As far as I could trace this is the debut novel by Lesley Lokko (Dundee, Scotland, 1964), a trained architect, who spend part of her childhood in Ghana, when she was 17 years young she went to a boarding school in the United Kingdom. After a lond career of studies and teaching positions at many colleges and universities in different countries, she is at the moment professor of Architecture in new York (USA).
I noted that Lesley went to boarding school in the UK, for this is also what happened to one of the main characters in her novel Sundowners. Rianne de Zoete, heir to a very, very wealthy mining family in South Africa, is send to a boarding school in the United Kingdom, much against her will. She lives the life of a very rich young girl. After her French mother died in a pool incident when Rianne was 10 years old and her father shortly after disappeared traceless, she is being raised by Lisette, a sister to her father, who now runs the family bussiness. Lisette has a son and a daughter, about the age of Rianne.
At boarding school she ends up with three other girls in one room. These three girls, Nathalie Maréchal, Gabby Francis and Charmaine Hunter will feature till the end of the book, for these four girls strike a strong friendship, after a difficult start. The boarding school is an all-girls event. However boys are not very far away at another boarding school. One of the boys at this school is Riitho Modise, who hails from South Africa, just like Rianne. But the two are worlds apart. Rianne the rich white girl living in her world of apartheid and Riitho, son of a freedom fighter who is in prison. Rianne wants to avoid him, the only people of colour she knows are servants.
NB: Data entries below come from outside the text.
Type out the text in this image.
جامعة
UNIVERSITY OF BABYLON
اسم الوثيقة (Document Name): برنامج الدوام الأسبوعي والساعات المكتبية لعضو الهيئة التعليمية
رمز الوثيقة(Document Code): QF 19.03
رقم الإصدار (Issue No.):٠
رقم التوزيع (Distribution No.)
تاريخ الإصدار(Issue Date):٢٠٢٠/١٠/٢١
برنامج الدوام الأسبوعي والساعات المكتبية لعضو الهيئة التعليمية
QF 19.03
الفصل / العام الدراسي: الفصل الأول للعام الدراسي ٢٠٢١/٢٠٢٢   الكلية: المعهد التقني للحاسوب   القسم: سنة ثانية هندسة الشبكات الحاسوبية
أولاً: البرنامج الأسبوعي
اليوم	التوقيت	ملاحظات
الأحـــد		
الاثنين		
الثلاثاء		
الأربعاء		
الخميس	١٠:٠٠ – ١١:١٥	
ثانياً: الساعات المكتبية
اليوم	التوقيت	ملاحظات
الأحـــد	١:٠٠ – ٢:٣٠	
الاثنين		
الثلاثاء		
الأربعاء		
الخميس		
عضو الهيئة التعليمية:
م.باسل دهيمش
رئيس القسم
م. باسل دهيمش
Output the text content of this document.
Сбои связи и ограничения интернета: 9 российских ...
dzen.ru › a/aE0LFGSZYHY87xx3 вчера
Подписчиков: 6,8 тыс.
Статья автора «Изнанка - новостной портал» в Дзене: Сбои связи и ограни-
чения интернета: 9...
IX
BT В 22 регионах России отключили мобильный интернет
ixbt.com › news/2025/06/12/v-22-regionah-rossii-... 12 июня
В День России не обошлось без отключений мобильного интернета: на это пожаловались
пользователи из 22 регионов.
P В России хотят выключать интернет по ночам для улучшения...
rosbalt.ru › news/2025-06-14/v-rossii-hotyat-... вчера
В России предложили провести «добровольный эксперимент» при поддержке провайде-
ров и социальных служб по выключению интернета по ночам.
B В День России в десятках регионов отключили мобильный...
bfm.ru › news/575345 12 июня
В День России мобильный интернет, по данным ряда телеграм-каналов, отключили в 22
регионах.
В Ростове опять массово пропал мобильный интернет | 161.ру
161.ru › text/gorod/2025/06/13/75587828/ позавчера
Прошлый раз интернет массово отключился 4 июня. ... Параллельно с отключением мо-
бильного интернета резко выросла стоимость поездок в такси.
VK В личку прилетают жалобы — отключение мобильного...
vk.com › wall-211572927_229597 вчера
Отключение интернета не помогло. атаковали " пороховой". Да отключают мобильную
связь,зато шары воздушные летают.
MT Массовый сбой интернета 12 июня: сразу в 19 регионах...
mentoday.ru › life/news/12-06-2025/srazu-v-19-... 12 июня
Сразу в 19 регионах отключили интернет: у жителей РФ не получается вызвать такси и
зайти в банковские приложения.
In this novel we follow the lives of the four girls and central to that is the relationship between Rianne and Riitho Modise (and in the wake of it the situation of apartheid in South Africa). Rianne’s family has abundant wealth and houses all over the place, so travel is an important part of this novel. A retreat in the Carribean, a house in new York, a house in Paris and the estate in South Africa. Always plenty of money to find proper lodgings and people to work for you.
In the beginning I thought this novel was a kind of Young Adult novel, noting the kind of conversation the girls had at boarding school, and maybe I got used to this kind of language while progressing in the novel. But on the whole I got the impression that the story did not grow up, as if the story got stuck in simple situations and solutions. I got the impression that the content of the novel was just a bit to heavy for the writer. There were some inconsistencies in the novel (it is a long story to tell, so it is not surprising that an inconsistency creeps in), a lot of biting of the lower lip, leaning on elbows after sex. Four young girls with multiple relationships do not make it easy for a writer to go into the depths of a character. Starting and breaking up and mending relationships are complex situations, that are now handled in a fast way. And not just the young women are sexually involved.
The end of the story is just bit too much, mended relationships, a happy ending, setting an example in the newly gained freedom of South Africa. And the archbishop (with no name), gave his blessing.